Maybe if we cut off the tails, the normal distribution would be a good fit for the very middle of our data- maybe from 0.25 to 0.75 on the graph above since that section of the graph follows a fairly straight line.

Anyway, this firms up my to belief that the judge at the 3/6 show was a little too happy to award low scores. Terrible happened to too many people without the other extreme happening (an 80 for every 40).

One last mathy concept for the series- I wanted to compare Penn's performance to all of the other scores at each show:

Quartile charts! At 4 of the 6 shows, all of his scores were in the top 25% of the awarded scores, with two scores being the high score of the day (11/29/2015 and 4/3/2016). The 11/1/2015 show was with only 3 months of consistent riding and training and very little show experience. And we all know that I majorly screwed us up at the 3/6/2016 show.

Anyway, that's enough math about the series! Let's look at Penn's math!
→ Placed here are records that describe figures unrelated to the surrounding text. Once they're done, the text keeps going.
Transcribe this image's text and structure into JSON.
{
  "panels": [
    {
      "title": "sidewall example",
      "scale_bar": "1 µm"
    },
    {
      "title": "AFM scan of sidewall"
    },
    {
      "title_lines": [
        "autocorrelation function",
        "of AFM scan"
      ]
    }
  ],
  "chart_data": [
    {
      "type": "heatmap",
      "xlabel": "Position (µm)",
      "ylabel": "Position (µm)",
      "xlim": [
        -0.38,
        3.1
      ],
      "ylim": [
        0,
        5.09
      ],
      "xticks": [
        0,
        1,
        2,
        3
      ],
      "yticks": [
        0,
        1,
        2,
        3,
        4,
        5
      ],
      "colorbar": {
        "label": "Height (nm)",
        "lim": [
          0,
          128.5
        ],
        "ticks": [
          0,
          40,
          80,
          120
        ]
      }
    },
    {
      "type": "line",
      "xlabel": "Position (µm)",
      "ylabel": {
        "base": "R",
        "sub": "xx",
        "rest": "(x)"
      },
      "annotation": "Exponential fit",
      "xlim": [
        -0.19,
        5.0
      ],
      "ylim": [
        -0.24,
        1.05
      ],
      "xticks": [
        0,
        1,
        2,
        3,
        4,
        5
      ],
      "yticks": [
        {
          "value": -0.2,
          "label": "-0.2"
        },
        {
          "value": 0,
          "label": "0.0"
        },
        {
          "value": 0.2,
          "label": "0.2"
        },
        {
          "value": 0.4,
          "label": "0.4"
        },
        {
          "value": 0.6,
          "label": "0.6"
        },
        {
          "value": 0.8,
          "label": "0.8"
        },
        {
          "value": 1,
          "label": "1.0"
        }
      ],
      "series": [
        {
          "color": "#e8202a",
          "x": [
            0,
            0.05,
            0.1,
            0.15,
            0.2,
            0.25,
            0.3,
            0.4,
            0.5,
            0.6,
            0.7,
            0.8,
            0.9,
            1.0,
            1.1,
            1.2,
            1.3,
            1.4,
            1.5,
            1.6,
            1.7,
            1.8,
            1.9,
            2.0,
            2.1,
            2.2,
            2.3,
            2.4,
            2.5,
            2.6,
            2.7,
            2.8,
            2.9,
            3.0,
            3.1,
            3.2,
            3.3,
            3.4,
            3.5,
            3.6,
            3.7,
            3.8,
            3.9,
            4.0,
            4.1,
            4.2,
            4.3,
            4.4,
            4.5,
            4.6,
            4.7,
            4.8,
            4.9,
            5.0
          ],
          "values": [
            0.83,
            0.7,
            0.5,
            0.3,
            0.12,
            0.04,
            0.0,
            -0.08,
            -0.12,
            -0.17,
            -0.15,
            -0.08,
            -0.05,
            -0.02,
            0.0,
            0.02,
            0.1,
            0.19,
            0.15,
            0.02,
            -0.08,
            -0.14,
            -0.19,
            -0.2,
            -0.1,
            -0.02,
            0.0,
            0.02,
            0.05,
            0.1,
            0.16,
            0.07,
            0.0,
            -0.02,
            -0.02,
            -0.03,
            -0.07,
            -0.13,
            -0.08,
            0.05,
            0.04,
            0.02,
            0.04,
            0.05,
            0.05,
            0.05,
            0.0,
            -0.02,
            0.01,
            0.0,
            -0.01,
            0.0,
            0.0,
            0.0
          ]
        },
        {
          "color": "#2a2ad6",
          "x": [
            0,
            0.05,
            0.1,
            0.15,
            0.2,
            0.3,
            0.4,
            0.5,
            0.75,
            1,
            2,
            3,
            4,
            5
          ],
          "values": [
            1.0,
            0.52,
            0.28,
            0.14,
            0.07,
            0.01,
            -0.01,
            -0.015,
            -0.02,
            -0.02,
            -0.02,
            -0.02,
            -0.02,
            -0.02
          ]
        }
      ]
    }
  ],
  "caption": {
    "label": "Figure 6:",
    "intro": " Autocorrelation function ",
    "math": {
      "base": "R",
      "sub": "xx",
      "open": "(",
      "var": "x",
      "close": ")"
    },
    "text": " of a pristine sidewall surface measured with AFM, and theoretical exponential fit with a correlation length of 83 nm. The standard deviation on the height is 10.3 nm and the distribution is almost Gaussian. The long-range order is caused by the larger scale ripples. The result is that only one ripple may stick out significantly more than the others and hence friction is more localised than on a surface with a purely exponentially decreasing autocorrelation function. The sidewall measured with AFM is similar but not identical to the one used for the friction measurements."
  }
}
I made up a Centerline Scores equivalent in Excel that has Lifetime, Schooling Show, and Recognized Show score breakdowns. Schooling Shows tend to be more generous, so I wanted to be able to see all three breakdowns (I can later evaluate how different they really are :-p). Right now, we only have schooling data for Penn, so here we go, 7 schooling shows worth of data:

Some good numbers there. He'll never ride Intro or Training Level again (with me anyway), so those stats will always look like that.
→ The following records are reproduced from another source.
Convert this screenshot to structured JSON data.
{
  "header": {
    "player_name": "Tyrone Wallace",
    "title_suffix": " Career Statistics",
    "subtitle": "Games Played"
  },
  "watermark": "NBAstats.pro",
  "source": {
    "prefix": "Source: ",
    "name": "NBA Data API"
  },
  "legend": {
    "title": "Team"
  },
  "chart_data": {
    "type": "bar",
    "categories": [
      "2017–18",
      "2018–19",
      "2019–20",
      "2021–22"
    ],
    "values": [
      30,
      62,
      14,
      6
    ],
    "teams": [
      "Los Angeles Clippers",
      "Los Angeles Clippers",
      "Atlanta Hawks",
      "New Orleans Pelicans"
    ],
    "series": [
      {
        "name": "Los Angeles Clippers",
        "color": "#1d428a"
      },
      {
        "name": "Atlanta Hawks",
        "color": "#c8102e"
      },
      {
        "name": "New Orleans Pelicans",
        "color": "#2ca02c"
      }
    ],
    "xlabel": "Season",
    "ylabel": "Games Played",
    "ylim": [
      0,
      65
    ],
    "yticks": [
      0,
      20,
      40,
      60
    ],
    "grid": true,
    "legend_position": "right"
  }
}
Average scores for each movement across all of Penn's training level tests.

Alright, discussion time.

  • The walk work is one of Penn's strong points. Hello 17-test free walk average of 6.91, I'm looking at you right now.
  • Trot is good for Penn, with the stretchy trot getting an average of 6.68 in 11 tests.
  • The canter to the right has been Penn's better side, as evidence by the canter averages.
  • The left lead canter work was severely brought down by the Training 1 left lead canter work. That was always a horrible part of the test, and the canter down the long wall after the circle was always wavy and awful. Training 1's left lead canter circle (with transition) averaged a 5.5 and the working canter down the long wall after averaged a 5.83 in the 6 tests we did. Austen, I believe you asked why Training 1 seemed to be our worst test- I think this is part of the answer! Nervous Penn doesn't canter well, and this is the first canter of the day!
  • The trot one loops were my fault, not Penn's. The weird arena size made them very difficult to ride accurately, and then the judges seemed to want a change of bend in them as well. I couldn't deliver both at the same time!
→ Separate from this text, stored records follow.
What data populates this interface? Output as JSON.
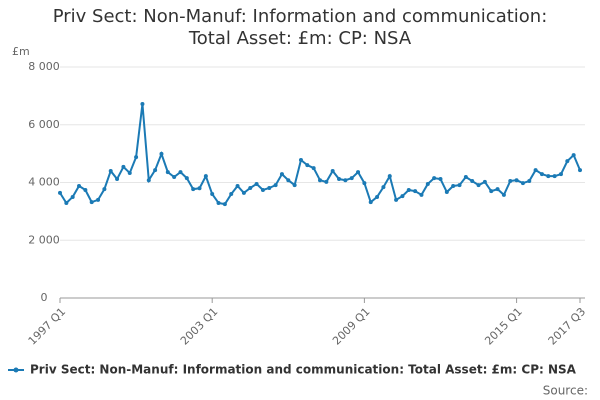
{
  "chart_data": {
    "type": "line",
    "title": "Priv Sect: Non-Manuf: Information and communication:\nTotal Asset: £m: CP: NSA",
    "ylabel": "£m",
    "source": "Source:",
    "categories": [
      "1997 Q1",
      null,
      null,
      null,
      null,
      null,
      null,
      null,
      null,
      null,
      null,
      null,
      null,
      null,
      null,
      null,
      null,
      null,
      null,
      null,
      null,
      null,
      null,
      null,
      "2003 Q1",
      null,
      null,
      null,
      null,
      null,
      null,
      null,
      null,
      null,
      null,
      null,
      null,
      null,
      null,
      null,
      null,
      null,
      null,
      null,
      null,
      null,
      null,
      null,
      "2009 Q1",
      null,
      null,
      null,
      null,
      null,
      null,
      null,
      null,
      null,
      null,
      null,
      null,
      null,
      null,
      null,
      null,
      null,
      null,
      null,
      null,
      null,
      null,
      null,
      "2015 Q1",
      null,
      null,
      null,
      null,
      null,
      null,
      null,
      null,
      null,
      "2017 Q3"
    ],
    "series": [
      {
        "name": "Priv Sect: Non-Manuf: Information and communication: Total Asset: £m: CP: NSA",
        "color": "#1b7ab5",
        "values": [
          3640,
          3290,
          3500,
          3880,
          3740,
          3320,
          3400,
          3770,
          4400,
          4120,
          4540,
          4330,
          4880,
          6720,
          4080,
          4430,
          4990,
          4360,
          4190,
          4360,
          4150,
          3770,
          3800,
          4220,
          3600,
          3290,
          3250,
          3600,
          3880,
          3640,
          3810,
          3950,
          3740,
          3810,
          3910,
          4290,
          4080,
          3910,
          4780,
          4600,
          4500,
          4080,
          4020,
          4400,
          4120,
          4080,
          4150,
          4360,
          3980,
          3320,
          3500,
          3840,
          4220,
          3400,
          3530,
          3740,
          3700,
          3570,
          3950,
          4150,
          4120,
          3670,
          3880,
          3910,
          4190,
          4050,
          3910,
          4020,
          3700,
          3770,
          3570,
          4050,
          4080,
          3980,
          4050,
          4430,
          4290,
          4220,
          4220,
          4290,
          4740,
          4950,
          4430
        ]
      }
    ],
    "ylim": [
      0,
      8000
    ],
    "yticks": [
      0,
      {
        "value": 2000,
        "label": "2 000"
      },
      {
        "value": 4000,
        "label": "4 000"
      },
      {
        "value": 6000,
        "label": "6 000"
      },
      {
        "value": 8000,
        "label": "8 000"
      }
    ],
    "grid": true
  }
}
Overall, Penn is a consistent training level horse at this time. Hoping to make that first level soon, I just sent in an entry for 1-2 and 1-3!

I hope you all enjoyed my mathing. I sure did, and I've had enough for a while :-)


  1. I love all this analysis - but I particularly /love/ putting together an average for each movement. What a great thought to analyze things to practice before a show, or even to identify, as you have, strengths and weaknesses.

    1. The analysis really pointed out how weak our left lead is. I knew it was weak, I just didn't realize how weak! I'll be sure to work on it before our first level debut.

  2. Yay math! I'm almost inspired enough to do this myself. Almost, but not quite... ;)

    1. I find it oddly satisfying. It won't be the last time I do stats! You should do it too Hehe!

  3. This is so awesome! I want to show so I can have fun stats!!!

    1. Thanks! You'll get your boy there and then you can do all the stats you want :-)

  4. Replies
    1. Not sure what is wrong with my phone but I can't get the comment box thingy to work on your TBT post with the helmet cam, but just wanted to say I <3 it!!

  5. Replies
    1. Haha! I'm just making use of the fact that this series posts all of their results online so I can mess with it later. I found it a fun refresher of my stat minor!

  6. Whoa so much maths. I've contemplated doing something similar, but our scores for each movement vary wildly. Some things are consistent, like our medium trot always blows, but that's kind of easy to get. I love seeing it broken down here, though!

    1. I imagine as we move up the levels it'll get less consistent. I liked seeing it broken down too- it really pointed out how bad the left canter is!